Jon Benjamin
British Embassy, Mexico City
Expert Contributor

UK Driving Genomics Research

By John Benjamin | Thu, 08/04/2022 - 10:00

The fifth wave of COVID-19 has begun in Mexico, with cases on the rise. However, the number of hospitalized patients and the overall mortality rates have decreased, alluding to the benefits of immunization through the different existing COVID-19 vaccines. These vaccines have not only helped reduce the impact of the pandemic but they have also brought into focus the benefits and innovations of modern genomic medicine.

The UK is a long-standing leader in the field of genetics, making world-changing discoveries; from the DNA’s double helix in 1953 to the completion of the Human Genome Project, an international program in 2003 to identify, map and sequence all the genes of the human genome . More recently, the UK’s strength in the genomics and diagnostics sequencing industry has been of great help for the completion of the 100,000 Genome Project in 2018, a British initiative to sequence and study the whole genomes of NHS patients, focusing on rare diseases, cancer and infectious diseases, as well as for the surveillance of COVID-19 virus variants and mutations.
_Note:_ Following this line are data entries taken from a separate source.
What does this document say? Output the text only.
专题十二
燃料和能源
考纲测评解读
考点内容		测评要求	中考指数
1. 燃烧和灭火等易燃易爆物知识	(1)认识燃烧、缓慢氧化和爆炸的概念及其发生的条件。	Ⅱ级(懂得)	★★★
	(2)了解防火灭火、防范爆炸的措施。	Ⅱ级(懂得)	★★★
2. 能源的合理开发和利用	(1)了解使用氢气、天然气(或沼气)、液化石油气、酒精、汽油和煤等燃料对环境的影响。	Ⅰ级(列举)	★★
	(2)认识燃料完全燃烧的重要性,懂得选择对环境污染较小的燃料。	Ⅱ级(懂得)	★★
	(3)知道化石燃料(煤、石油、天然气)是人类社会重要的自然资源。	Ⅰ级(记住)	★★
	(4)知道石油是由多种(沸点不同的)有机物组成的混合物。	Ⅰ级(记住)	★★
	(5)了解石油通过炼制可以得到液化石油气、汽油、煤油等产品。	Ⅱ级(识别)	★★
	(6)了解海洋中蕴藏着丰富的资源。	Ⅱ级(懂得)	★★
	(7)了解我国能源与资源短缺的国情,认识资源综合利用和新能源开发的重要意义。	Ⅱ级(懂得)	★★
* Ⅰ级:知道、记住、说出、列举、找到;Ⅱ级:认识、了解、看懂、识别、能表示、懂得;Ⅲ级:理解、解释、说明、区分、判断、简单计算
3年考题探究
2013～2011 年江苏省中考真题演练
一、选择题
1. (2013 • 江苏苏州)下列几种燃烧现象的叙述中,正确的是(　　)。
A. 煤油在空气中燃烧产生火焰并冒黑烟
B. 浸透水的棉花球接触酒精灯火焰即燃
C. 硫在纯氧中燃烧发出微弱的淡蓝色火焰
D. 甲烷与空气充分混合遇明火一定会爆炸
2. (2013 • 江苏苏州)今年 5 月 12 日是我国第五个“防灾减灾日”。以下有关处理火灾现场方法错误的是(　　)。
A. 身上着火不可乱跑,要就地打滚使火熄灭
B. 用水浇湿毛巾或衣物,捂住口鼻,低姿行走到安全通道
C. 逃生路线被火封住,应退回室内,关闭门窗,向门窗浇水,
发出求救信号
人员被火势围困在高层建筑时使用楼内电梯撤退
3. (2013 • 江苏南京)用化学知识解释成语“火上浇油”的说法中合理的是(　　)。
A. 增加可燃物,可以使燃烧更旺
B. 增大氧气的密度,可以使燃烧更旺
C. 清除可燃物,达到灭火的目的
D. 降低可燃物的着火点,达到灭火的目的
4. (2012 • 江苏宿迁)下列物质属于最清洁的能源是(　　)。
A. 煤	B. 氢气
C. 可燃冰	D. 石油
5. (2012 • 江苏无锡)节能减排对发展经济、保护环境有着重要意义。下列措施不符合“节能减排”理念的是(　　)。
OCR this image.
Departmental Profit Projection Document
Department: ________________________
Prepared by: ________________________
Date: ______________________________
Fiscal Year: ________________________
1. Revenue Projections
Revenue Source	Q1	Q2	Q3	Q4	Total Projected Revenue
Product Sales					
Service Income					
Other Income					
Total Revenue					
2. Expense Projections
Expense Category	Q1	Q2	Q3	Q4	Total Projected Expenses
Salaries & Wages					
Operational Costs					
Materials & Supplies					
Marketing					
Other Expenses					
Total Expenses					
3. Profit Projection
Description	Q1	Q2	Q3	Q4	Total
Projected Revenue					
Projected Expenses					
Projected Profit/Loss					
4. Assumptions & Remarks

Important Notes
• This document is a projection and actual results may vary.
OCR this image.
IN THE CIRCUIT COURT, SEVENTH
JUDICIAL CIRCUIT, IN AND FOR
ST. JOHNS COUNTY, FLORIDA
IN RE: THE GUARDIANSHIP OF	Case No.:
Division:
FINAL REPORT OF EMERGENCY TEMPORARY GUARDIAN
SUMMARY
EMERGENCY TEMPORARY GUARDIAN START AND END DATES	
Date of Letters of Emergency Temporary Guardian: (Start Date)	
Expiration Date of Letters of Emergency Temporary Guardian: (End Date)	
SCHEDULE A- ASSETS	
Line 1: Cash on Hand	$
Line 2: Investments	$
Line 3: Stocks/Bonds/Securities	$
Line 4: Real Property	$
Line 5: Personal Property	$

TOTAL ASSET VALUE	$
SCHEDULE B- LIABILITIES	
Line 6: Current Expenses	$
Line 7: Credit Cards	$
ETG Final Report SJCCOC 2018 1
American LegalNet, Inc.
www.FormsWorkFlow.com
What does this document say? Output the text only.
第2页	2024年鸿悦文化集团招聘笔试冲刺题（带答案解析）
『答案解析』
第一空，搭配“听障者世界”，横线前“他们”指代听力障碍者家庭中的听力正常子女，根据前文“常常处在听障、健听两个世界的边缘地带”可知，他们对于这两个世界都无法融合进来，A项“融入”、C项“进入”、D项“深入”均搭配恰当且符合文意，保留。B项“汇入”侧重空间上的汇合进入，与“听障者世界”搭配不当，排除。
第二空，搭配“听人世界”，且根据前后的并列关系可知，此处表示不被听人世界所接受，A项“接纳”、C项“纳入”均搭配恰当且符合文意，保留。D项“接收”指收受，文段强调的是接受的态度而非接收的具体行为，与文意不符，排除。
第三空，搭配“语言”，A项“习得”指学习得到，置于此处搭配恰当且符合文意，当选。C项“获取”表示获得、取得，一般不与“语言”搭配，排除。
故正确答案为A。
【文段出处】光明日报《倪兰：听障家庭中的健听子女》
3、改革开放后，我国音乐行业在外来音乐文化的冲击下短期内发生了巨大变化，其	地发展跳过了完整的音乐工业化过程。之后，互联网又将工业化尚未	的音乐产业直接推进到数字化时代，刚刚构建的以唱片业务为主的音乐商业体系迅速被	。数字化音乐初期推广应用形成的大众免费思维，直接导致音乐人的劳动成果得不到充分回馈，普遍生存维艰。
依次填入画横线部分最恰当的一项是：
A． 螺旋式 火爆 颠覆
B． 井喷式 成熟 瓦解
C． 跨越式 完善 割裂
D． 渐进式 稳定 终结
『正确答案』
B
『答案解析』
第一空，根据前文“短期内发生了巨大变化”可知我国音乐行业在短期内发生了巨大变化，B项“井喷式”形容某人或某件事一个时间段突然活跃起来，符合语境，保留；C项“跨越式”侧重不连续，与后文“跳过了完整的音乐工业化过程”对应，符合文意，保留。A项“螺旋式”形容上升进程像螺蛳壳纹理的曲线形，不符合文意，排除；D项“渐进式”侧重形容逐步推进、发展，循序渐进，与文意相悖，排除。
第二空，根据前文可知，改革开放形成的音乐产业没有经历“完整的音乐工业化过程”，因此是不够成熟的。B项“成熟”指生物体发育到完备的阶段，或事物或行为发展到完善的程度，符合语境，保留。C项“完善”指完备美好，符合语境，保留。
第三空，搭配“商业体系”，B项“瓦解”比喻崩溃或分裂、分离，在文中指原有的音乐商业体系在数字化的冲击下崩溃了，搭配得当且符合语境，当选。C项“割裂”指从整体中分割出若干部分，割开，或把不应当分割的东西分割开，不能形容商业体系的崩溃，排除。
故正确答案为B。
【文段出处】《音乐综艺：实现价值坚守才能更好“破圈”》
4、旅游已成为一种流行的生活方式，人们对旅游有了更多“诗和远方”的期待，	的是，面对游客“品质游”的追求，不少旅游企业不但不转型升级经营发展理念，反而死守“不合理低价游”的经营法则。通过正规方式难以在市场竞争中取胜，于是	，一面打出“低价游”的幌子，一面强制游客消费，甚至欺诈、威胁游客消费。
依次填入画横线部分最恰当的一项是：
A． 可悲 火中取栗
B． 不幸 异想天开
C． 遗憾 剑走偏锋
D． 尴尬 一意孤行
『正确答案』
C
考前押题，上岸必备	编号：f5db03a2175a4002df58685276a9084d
Building on this capacity represents an opportunity to provide resilience against future disease outbreaks.

The growth in precision medicine (also known as customized healthcare) and the importance of genomic technologies, along with a focus on preventative medicine and early detection of diseases, has boosted extensive innovation in biotechnology in recent years, underpinning genomics as the foundation of modern medicine. The Genome UK strategy launch in September 2020 set out an ambition for the UK to be the world’s most advanced genomic healthcare ecosystem by 2025, supporting startups, companies, investors, world-leading academics, unique data resources, leading research institutes and the NHS. This involves key members of the healthcare ecosystem brought together by their common mission to improve patients’ lives.

Today, major technological breakthroughs are helping to accelerate the time it takes to read, analyze and understand genes, allowing us the opportunity to understand pre-disposition toward certain diseases, achieve faster and more accurate diagnoses and to inform the best course of treatment, and thus build and deliver a better health service. As technology keeps progressing, sequencing costs will decline, making the process more accessible. This, in turn, will help achieve a number of public health goals, such as reducing global health inequalities through the provision of efficient, cost-effective diagnosis and treatment. Nowadays, the UK has over 154 genomics companies driving this change, employing over 5,000 highly skilled people and serving a market worth over £5 billion. In parallel, the global genomics market size is expected to grow to US$62.9 billion by 2028.

The British, Welsh and Scottish governments, along with the Northern Ireland Assembly, have agreed a series of commitments to improve outcomes for patients through better genomic testing practices and access to clinical trials. These commitments form part of the UK’s new implementation plan, published in May 2021 as part of the Genome UK Strategy, which sets out 27 pledges to deliver over the next year, including five high-priority actions:

  • To improve the diversity of genomic data, addressing the historic under-representation of data from ethnic minority groups in genomic datasets, which results in health inequalities.
  • The rollout of whole genome sequencing to patients with a suspected rare disease and certain cancers in the NHS GMS.
  • Proof of concept work, led by Genomics England in partnership with the NHS, to deliver the first phase of a next-generation approach for the diagnosis and treatment of cancer.
  • Our Future Health (formerly known as the Accelerating Detection of Disease Challenge) will help drive developments in the next generation of diagnostics and clinical.
  • To provide funding to the Global Alliance for Genomics and Health (GA4GH) to develop standards and policies for sharing genomic and related health data, ensuring its standards are easily accessible and ready for use by global genomic programs and data-sharing initiatives.

The UK is committed to a future where genomics greatly improves the mental and physical well-being of not only the British population but millions more worldwide. This is why, between the government and industry, billions of pounds are being invested into funding to develop therapeutics like the development of personalized T-cell therapies targeting unique protein markers for cancer and supporting a drive for the UK to be the first country to apply whole genome sequencing at scale in direct healthcare.

Genomic medicine has already had a great impact in helping the world understand COVID-19, as seen by the creation of the Oxford-AstraZeneca vaccine in record time. Nevertheless, there is huge potential to continue improving health outcomes globally by incorporating the latest genomics advances into routine healthcare and to support fundamental and transnational research. This to ensure a seamless interface between research and healthcare delivery. For example, GSK focuses on functional genomics, the combination of human genetics and the application of AI/machine learning to pinpoint causes of disease with greater accuracy and speed in areas such as respiratory, HIV, immuno-inflammation and oncology.

The time is now to focus on genomic medicine and its future, a field in which the UK is pushing the boundaries of discovery to make health technologies accessible to all those who need them, allowing diseases to be detected and treated earlier and, of course, creating more effective, targeted medicines for everyone. The potential applications and benefits of genomics are vast, and we are just at the start of our journey, so let’s explore and embrace the science and keep working to create resilient and accessible health systems across the globe.